Tuesday, January 17, 2012

Why I run

I used to hate running.  A lot.

I've always been active. I've tried all manner of sports.  I was a ballet dancer for eleven years.  I've taken karate and fencing.  I love to ski and I'm a pretty good swimmer.  I'm a terrible soccer player, but I've done that, too, and played Ultimate Frisbee on a team.  I've done backpacking and boxing and rock climbing, spelunking and rollerblading and tennis and horseback riding.

Actually, I'm terribly uncoordinated.  The more equipment that's involved, the more likely I will foul it up.  This is not false modestly.  Ask anyone in my family.  I'm legendarily clumsy. Tennis was a disaster.  And I have the distinction of being the only member of my high school swim team to have sustained a bleeding injury during a meet.  I ran into a starting block.  No, I'm not kidding.

I didn't discover running until after graduate school.  I tried it in college but never really caught the bug.  But after I graduated from Yale and moved to a new city with a new husband and new house and no job, I started running because there was nothing else to do with myself.  I couldn't afford a gym, I didn't know anyone and didn't have any other access to any kind of equipment.  I ran to learn my new neighborhood and to work out my frustrations at the lonely situation I was in.  And it worked.

I kept running even after things worked out.  We moved to a better city (my hometown) and a better house.  There was still no money for a gym and by that point, it didn't really matter.  Who needed a gym?  I had shoes!

I have been running ever since.  I've taken breaks for pregnancies and new babies but keep coming back. There are so many reasons I run now, and none of them are finances or desperation.  #1 on the list is that running keeps the crazy from taking over.  When I run, I work out my anger and my extra energy.  Over those miles, I focus my head and think about what I've got coming up in the days,weeks and months ahead.  I pound out the answers to daily irritations and celebrate minor victories.

I pray.  And I pray and pray and pray.  My best prayers are when I am running because they are raw and unedited.  I don't have enough extra space in my running brain to be polite and gentle with God and so my running prayers are exactly what I need to say.  When I am running, I remember to trust that God is big enough to handle what I need to unload.  And so far, God has proven trustworthy on this point.

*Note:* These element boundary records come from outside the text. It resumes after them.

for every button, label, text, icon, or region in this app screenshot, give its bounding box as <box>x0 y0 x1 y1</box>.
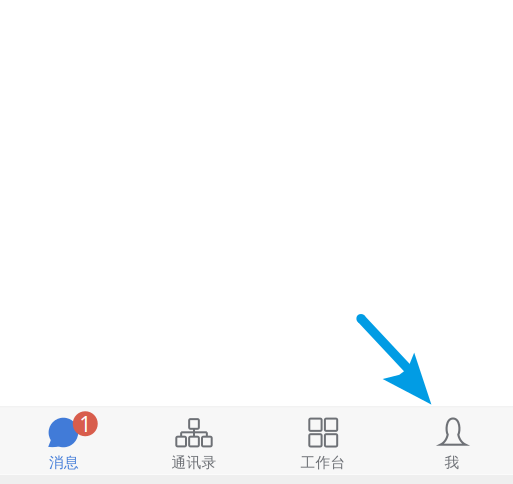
button[interactable]: 通讯录 <box>128 406 256 475</box>
staticText: 通讯录 <box>172 454 216 472</box>
button[interactable]: 工作台 <box>256 406 385 475</box>
button[interactable]: 我 <box>385 406 513 475</box>
staticText: 我 <box>444 454 460 472</box>
staticText: 工作台 <box>300 454 346 472</box>
staticText: 1 <box>79 410 91 438</box>
button[interactable]: 1 <box>0 406 128 475</box>
staticText: 消息 <box>49 454 79 472</box>
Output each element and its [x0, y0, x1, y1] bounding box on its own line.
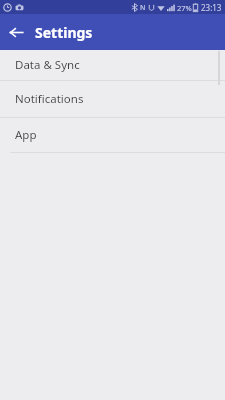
- staticText: Settings: [35, 23, 93, 42]
- button[interactable]: App: [0, 118, 225, 152]
- staticText: N: [140, 3, 146, 13]
- staticText: App: [15, 127, 37, 143]
- staticText: Data & Sync: [15, 57, 80, 73]
- staticText: 27%: [177, 3, 192, 13]
- button[interactable]: Back: [0, 16, 32, 48]
- staticText: 23:13: [201, 2, 222, 13]
- staticText: Notifications: [15, 91, 84, 107]
- button[interactable]: Data & Sync: [0, 50, 225, 80]
- button[interactable]: Notifications: [0, 81, 225, 117]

Finally, I run because running is one of the few things in my life that is all mine.  I can share it if I want to, but I don't have to.  If I run an extra three miles that day, I did it by myself.  If I fail to wake up and get my backside in gear, I'm the only one to blame.  I live an incredible life filled with incredible people. I consider it a great honor to share myself with them.  But I also know that I need something that is just for me.  Running is a room of my own (to blatantly steal from Virginia Woolf).  I don't have to please anyone but myself.  I don't have to accomplish anyone else's goals or make anyone else happy or satisfied.  There's no one else to disappoint or shortchange.  Running is just for me.  I need that little pocket of selfish in my life in order that there is enough of me--healthy-- to distribute according to the needs of others.  

That's my brand of crazy.  That's why I run. 

What about you?  What is your selfish thing?